Inequality will be an election issue. Ed Miliband and George Osborne have crossed swords over the issue, but it is Nigel Farage who has turned it most to his advantage.
In the run-up to the European elections, UKIP were promoting two big themes, immigration / the EU and “elites”; the latter including the BBC’s “bloated elite” and the “liberal elite” of the political establishment.
The response from UKIP’s competitors was to recite statistics showing the benefits of EU membership and that immigration is under control, and to accuse UKIP supporters of bigotry and stupidity. This response failed because statistics are next-to-useless in political debates, and because few people are won over with insults, and because the people deployed to recite the statistics were members of the elite: politicians, media types, economists and academics.
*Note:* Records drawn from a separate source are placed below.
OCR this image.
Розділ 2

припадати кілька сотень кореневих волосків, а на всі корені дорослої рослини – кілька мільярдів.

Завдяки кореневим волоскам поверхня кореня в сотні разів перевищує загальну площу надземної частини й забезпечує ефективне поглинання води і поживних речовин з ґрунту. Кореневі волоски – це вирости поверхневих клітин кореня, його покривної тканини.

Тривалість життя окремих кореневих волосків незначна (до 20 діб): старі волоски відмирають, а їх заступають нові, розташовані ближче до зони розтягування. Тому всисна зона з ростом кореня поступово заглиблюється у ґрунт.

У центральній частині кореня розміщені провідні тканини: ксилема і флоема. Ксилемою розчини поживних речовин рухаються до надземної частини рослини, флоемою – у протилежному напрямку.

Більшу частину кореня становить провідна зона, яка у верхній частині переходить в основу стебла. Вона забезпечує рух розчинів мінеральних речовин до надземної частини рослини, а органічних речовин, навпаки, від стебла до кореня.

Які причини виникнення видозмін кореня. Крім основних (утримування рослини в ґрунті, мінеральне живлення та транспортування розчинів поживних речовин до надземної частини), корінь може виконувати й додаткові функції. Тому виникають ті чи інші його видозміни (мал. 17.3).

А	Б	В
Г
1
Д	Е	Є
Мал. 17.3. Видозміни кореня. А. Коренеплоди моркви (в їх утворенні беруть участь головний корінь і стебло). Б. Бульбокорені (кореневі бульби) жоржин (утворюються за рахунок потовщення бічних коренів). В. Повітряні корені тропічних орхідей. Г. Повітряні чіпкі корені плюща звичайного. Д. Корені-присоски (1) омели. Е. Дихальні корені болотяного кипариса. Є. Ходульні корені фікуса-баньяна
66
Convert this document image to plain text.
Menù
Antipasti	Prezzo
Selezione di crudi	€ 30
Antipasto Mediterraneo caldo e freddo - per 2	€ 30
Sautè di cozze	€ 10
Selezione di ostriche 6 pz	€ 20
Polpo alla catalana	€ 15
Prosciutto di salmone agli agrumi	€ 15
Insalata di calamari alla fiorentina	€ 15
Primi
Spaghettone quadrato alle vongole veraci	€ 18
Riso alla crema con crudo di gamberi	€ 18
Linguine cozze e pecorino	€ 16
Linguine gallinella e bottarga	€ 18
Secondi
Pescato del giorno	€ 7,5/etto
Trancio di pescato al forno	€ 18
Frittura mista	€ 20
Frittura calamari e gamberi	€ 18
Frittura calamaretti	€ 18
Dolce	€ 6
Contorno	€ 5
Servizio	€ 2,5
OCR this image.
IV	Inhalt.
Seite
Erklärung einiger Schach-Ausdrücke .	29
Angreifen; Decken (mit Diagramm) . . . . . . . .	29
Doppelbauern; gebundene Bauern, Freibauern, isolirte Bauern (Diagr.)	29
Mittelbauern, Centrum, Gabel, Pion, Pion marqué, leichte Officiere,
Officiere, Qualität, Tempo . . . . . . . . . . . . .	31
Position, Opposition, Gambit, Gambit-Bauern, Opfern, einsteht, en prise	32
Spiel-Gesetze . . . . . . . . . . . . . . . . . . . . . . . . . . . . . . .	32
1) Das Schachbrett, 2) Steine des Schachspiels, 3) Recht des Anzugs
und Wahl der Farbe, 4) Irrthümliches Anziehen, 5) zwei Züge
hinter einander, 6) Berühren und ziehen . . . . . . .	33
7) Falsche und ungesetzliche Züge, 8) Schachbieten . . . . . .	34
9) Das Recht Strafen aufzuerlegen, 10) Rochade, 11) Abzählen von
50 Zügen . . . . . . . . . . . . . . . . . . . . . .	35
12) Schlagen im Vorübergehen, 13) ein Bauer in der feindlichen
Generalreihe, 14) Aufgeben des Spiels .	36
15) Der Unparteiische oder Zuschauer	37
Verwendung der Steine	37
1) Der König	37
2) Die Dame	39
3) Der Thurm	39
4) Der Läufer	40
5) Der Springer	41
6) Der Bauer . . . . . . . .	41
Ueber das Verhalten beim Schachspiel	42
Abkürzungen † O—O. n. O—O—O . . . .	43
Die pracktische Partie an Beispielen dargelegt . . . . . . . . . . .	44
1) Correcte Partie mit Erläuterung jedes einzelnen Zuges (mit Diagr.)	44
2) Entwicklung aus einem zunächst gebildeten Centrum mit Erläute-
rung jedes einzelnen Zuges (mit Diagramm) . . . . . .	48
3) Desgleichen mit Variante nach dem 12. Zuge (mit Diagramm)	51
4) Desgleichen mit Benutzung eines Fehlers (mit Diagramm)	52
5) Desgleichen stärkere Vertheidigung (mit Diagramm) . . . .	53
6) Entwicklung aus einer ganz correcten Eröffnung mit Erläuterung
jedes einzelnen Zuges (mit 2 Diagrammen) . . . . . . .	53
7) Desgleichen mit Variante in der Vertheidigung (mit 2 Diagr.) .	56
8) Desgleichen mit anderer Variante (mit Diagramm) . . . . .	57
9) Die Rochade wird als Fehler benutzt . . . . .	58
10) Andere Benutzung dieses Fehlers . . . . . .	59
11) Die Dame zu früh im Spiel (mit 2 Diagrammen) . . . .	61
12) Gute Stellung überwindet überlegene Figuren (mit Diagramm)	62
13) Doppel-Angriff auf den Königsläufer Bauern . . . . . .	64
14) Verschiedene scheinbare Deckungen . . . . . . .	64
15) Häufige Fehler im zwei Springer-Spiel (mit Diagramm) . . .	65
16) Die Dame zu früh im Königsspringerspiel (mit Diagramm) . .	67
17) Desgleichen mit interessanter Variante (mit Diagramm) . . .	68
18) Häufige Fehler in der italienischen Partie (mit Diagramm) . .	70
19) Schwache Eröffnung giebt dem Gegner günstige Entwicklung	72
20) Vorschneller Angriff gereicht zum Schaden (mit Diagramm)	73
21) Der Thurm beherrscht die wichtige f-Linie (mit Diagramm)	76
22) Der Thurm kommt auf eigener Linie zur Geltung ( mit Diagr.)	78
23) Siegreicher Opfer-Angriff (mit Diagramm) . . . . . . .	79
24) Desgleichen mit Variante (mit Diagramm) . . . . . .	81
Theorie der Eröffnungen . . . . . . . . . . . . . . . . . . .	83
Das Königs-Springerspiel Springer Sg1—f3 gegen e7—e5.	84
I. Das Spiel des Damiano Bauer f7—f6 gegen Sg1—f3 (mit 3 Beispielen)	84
The response failed to convince anyone about immigration or the EU, and allowed UKIP to up the ante on the theme of “elites”: Nigel Farage said David Cameron “views UKIP as being members of the lower orders”, whereas Farage sees them as a “people’s army”.
Calling other politicians and commentators an “elite” is effective because it is true. Someone whose parents were rich enough to send them to private school is seven times more likely to become an MP and fifteen times more likely to become a senior journalist as the rest of us. As for academics, those people who view admissions to top universities as a matter of background rather than ability are substantially correct.
When UKIP performed disappointingly in London council elections, party spokespeople pointed to a “metropolitan elite”, again with some justification: median incomes of Londoners are 28% higher than the national average. The number of jobs in London since March 2008 has increased by 8.9% compared to just 0.5% in the UK as a whole.
The other parties cannot “out-UKIP UKIP” on immigration or the EU, so they have to challenge it on elites. They need to offer policies which will clearly benefit people outside of London and outside the elite. This means developing an industrial policy that attracts decent jobs to regions other than London and the South East, as well as a strategy to ensure the provision of the infrastructure that those industries need. It also means offering something meaningful – beyond the ‘entry-level’ initiatives around apprenticeships – to non-graduates; such as offering loans for vocational training expenses on the same risk-free basis as are offered to undergraduates, and requiring Work Programme providers to put people into decent jobs with a development plan attached.
The truth is that our politicians – including, ironically, Nigel Farage – are disproportionately drawn from an elite, and current policies disproportionately benefit that elite (people in the top 10% pay less of their income in tax than the bottom 10%, for example). Any party who wants to attract the disillusioned ‘lower orders’ needs to make a convincing case that this will change.
Duncan Exley, Director of the Equality Trust.